Bayesian sparsity
January 8, 2019 — November 19, 2024
What if I like the flavours of both Bayesian inference and the implicit model selection of sparse inference? Can I cook Bayesian-Frequentist fusion cuisine with this novelty ingredient? It turns out that yes, we can add a variety of imitation sparsity flavours to Bayes model selection.
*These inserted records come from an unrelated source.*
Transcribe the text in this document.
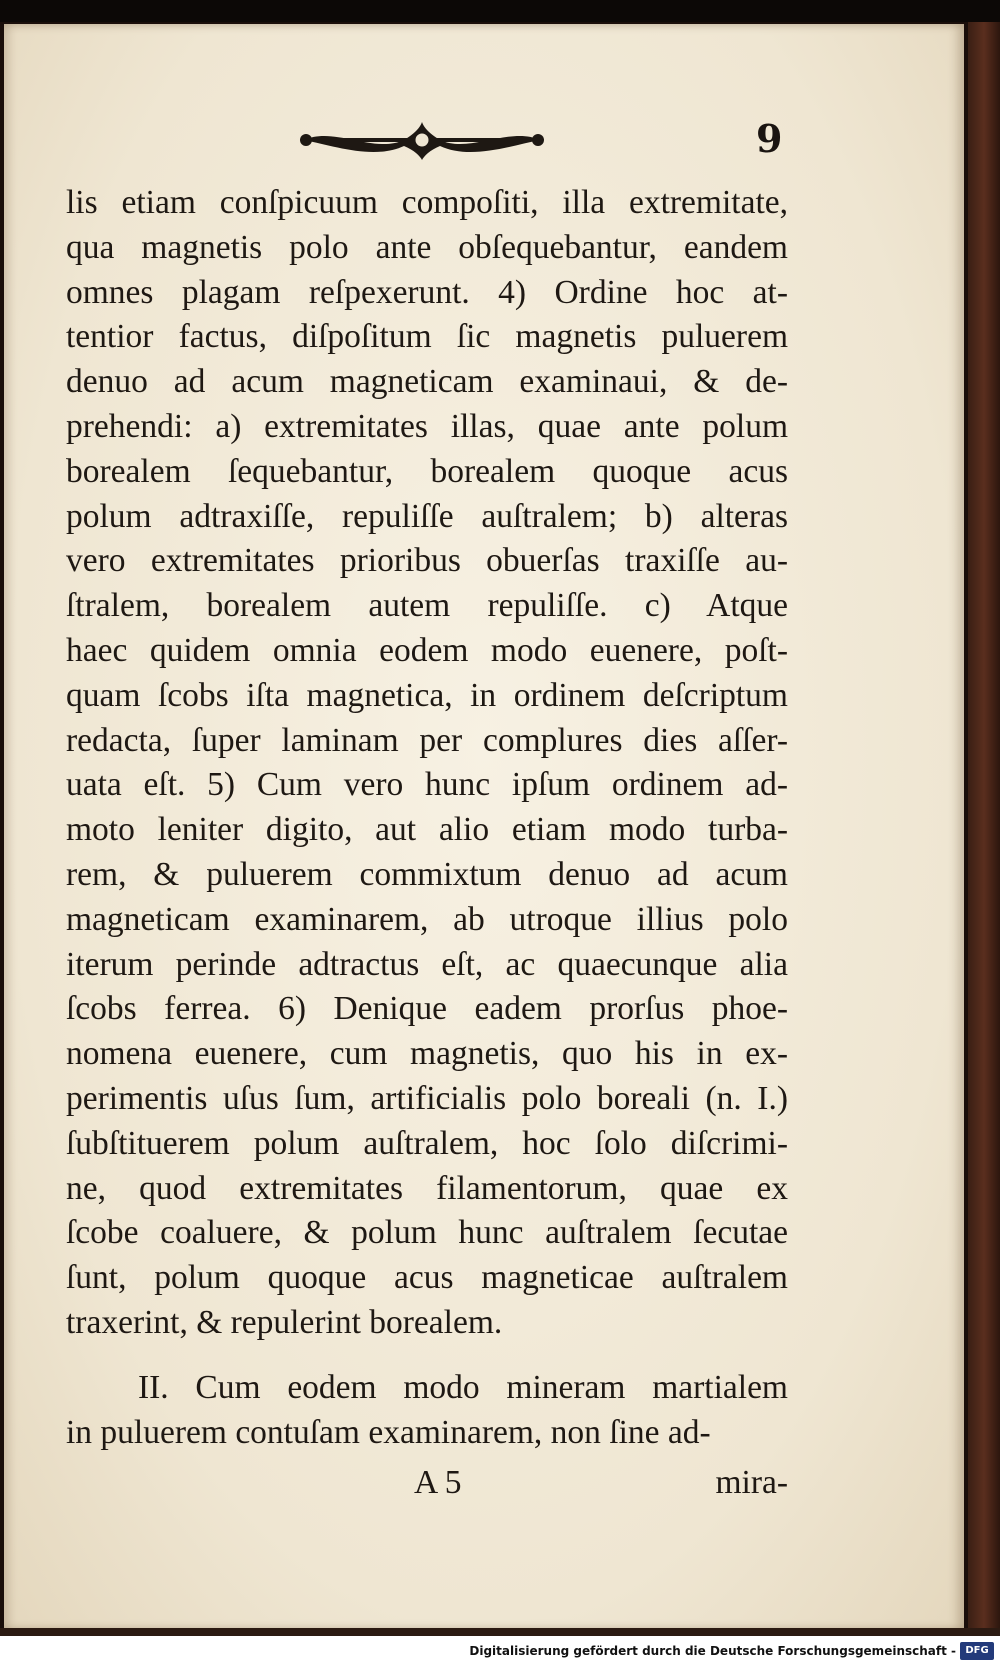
9
lis etiam conſpicuum compoſiti, illa extremitate,
qua magnetis polo ante obſequebantur, eandem
omnes plagam reſpexerunt. 4) Ordine hoc at-
tentior factus, diſpoſitum ſic magnetis puluerem
denuo ad acum magneticam examinaui, & de-
prehendi: a) extremitates illas, quae ante polum
borealem ſequebantur, borealem quoque acus
polum adtraxiſſe, repuliſſe auſtralem; b) alteras
vero extremitates prioribus obuerſas traxiſſe au-
ſtralem, borealem autem repuliſſe. c) Atque
haec quidem omnia eodem modo euenere, poſt-
quam ſcobs iſta magnetica, in ordinem deſcriptum
redacta, ſuper laminam per complures dies aſſer-
uata eſt. 5) Cum vero hunc ipſum ordinem ad-
moto leniter digito, aut alio etiam modo turba-
rem, & puluerem commixtum denuo ad acum
magneticam examinarem, ab utroque illius polo
iterum perinde adtractus eſt, ac quaecunque alia
ſcobs ferrea. 6) Denique eadem prorſus phoe-
nomena euenere, cum magnetis, quo his in ex-
perimentis uſus ſum, artificialis polo boreali (n. I.)
ſubſtituerem polum auſtralem, hoc ſolo diſcrimi-
ne, quod extremitates filamentorum, quae ex
ſcobe coaluere, & polum hunc auſtralem ſecutae
ſunt, polum quoque acus magneticae auſtralem
traxerint, & repulerint borealem.
II. Cum eodem modo mineram martialem
in puluerem contuſam examinarem, non ſine ad-
A 5	mira-
Digitalisierung gefördert durch die Deutsche Forschungsgemeinschaft - DFG
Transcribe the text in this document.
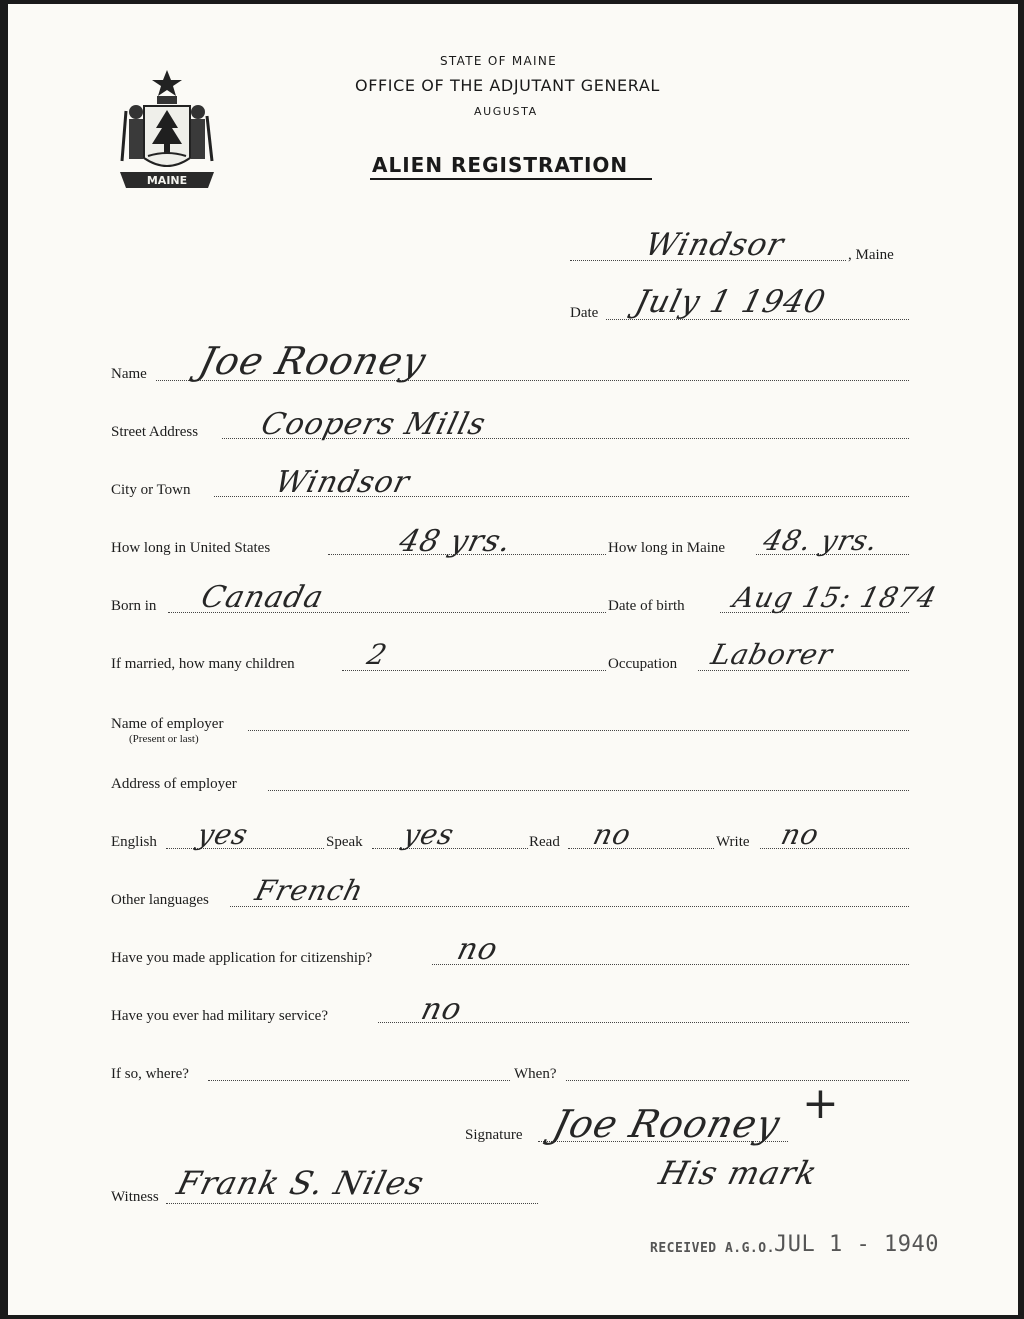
MAINE
STATE OF MAINE
OFFICE OF THE ADJUTANT GENERAL
AUGUSTA
ALIEN REGISTRATION
Windsor	, Maine
Date July 1 1940
Name Joe Rooney
Street Address Coopers Mills
City or Town	Windsor
How long in United States	48 yrs.	How long in Maine 48. yrs.
Born in Canada	Date of birth Aug 15: 1874
If married, how many children 2	Occupation Laborer
Name of employer
(Present or last)
Address of employer
English yes	Speak yes	Read no	Write no
Other languages French
Have you made application for citizenship?	no
Have you ever had military service?	no
If so, where?	When?
Signature Joe Rooney +
His mark
Witness Frank S. Niles
RECEIVED A.G.O. JUL 1 - 1940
The resulting methods are handy in, for example, symbolic system identification.
1 Laplace Prior
Laplace priors on linear regression coefficients include normal lasso as a MAP estimate.
Pro: It is easy to derive frequentist LASSO as a MAP estimate from this prior.
Con: Full posterior is not sparse, only the MAP estimate.
I have no need for this right now, but if I did, I might start with Dan Simpson’s critique.
2 Spike-and-slab prior
Probabilistic equivalent of a LASSO-type prior, via a hierarchical mixture, i.e. an inclusion probability for each coefficient.
Pro: Full posterior can be sparse in some sense.
Con: Mixtures of discrete and continuous variables like this are fiddly to deal with in MCMC, and just in general.
🏗
3 Horseshoe prior
Stan guy, Michael Betancourt introduces some issues with LASSO-type inference for Bayesians with a slant towards Horseshoe-type priors in preference to spike-and-slab, possibly because hierarchical mixtures like spike-and-slab are not that easy in Stan, albeit possible.
4 Thompson sampling for large model spaces
This looks cool: Liu and Ročková (2023).
5 Transdimensional inference
See transdimensional.
6 Global-local shrinkage hierarchy
Not quite sure what this is, but here are some papers: Bhadra et al. (2016);Polson and Scott (2012);Schmidt and Makalic (2020);Xu et al. (2017).